Anneannemin üç tane melamin kuruyemiş tabağı vardı. 15 cmlik kare biçimli tabaklar. Üzerlerine Turgut Zaim resimleri benzeri türkmen obaları resmedilmiş. Yayık döğen badem gözlü türkmen kuzları, keçiler, kilimler, pınarbaşı, testiler, ağaçlar, çayırlar, atlar. Küçüktüm, ilkokul 4-5 gibi. Hafta sonları köye, anneannemlere giderdik. O tabaklarla bisküvi koyardı biz çocukların önüne. O tabaklarla hayallere dalardım. Bazen tabakları özellikle alır, yere dizer, her milimetresini ezberlercesine seyreder ve burası yeryüzü cenneti olmalı derdim. Hayalimde bir köy kurardım. Oysa anneannemlerde köyde yaşıyordu. Evinde çeşme yoktu, bidonlarla çeşme başına gidiyorduk. Kilimler, sedirler, koyunlar, inekler köyde de vardı. Tek fark resimlerdeki gibi rengârenk bir mutluluk saçmıyordu. Yoksulluk vardı, zorluklar vardı.


Ve dedem vardı, temiz bir huzur verirdi. O Kur'an sayfalarını çevirirken ben türkmen obalı tabakları alır yanına otururdum. Ve geçmişi rengârenk güzelliklerle dolu Türklerin yeniden yeryüzü cenneti köyler, kentler kuracaklarını hayal eder anlatırdım.


Küçük bir bahçesi vardı dedemin. Ağaçlara, sebzelere, çiçeklere, kedilere, köpeklere, hatta farelere, kaplumbağalara, kirpilere sevgi ve saygısı vardı dedemin. O bahçede her şey dedemin şefkatiyle sarılıydı. Dedem vardı, türkmen obalı tabaklar vardı, yeryüzü cenneti düşlerim vardı. Pırıl pırıl bir yaşamdan, dedemden Bektaşilikle ilgili duyduklarım ve ilk solculuk çabalarım vardı.


Yıllar sonra Kur'an okurken farkettim. Cennet selam yurduydu ve bu dünyada da olabilirdi.


Vakıa 25,26 : "Ne bir boş söz işitirler orada ne günah sözü. Ancak bir kelam işitirler: Selam, selam.”
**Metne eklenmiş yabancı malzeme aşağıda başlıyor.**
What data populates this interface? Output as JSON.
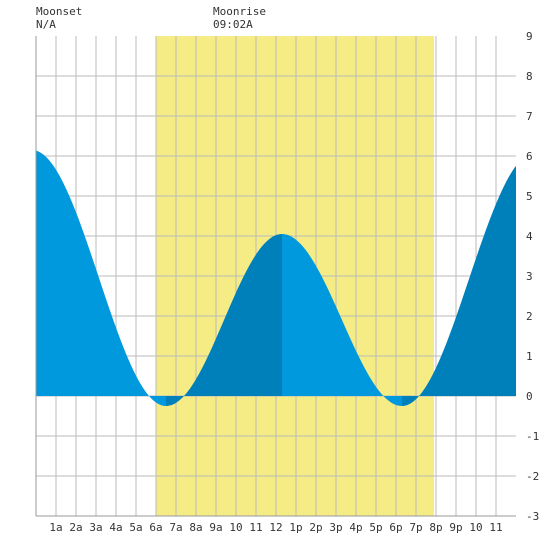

Ancak bir kelam işitirler, selam, selam. Hepimizin yürekten özlediği bir yer. Dünya için de, ahiret için de iyilik, güzellik isteyin dendiğine göre, dünya için bir şeyler yapmak gerekmez mi? Gerekir. Öyleyse yeryüzü cenneti için çabalamalıyız. İnsanın insana sevgi, saygısının olduğu bir toplum, insanlık onurunun aziz tutulduğu bir toplum.


Toplumsal adalet ve dayanışma, barış, gelirin hakça bölüşüldüğü bir ekonomik yapılanma, eğitimde birlik, bütünlük, çağdaşlık ve geleceğine güvenle bakan bir toplum olmak, yani solcu olmak bir çocukluk düşü mü?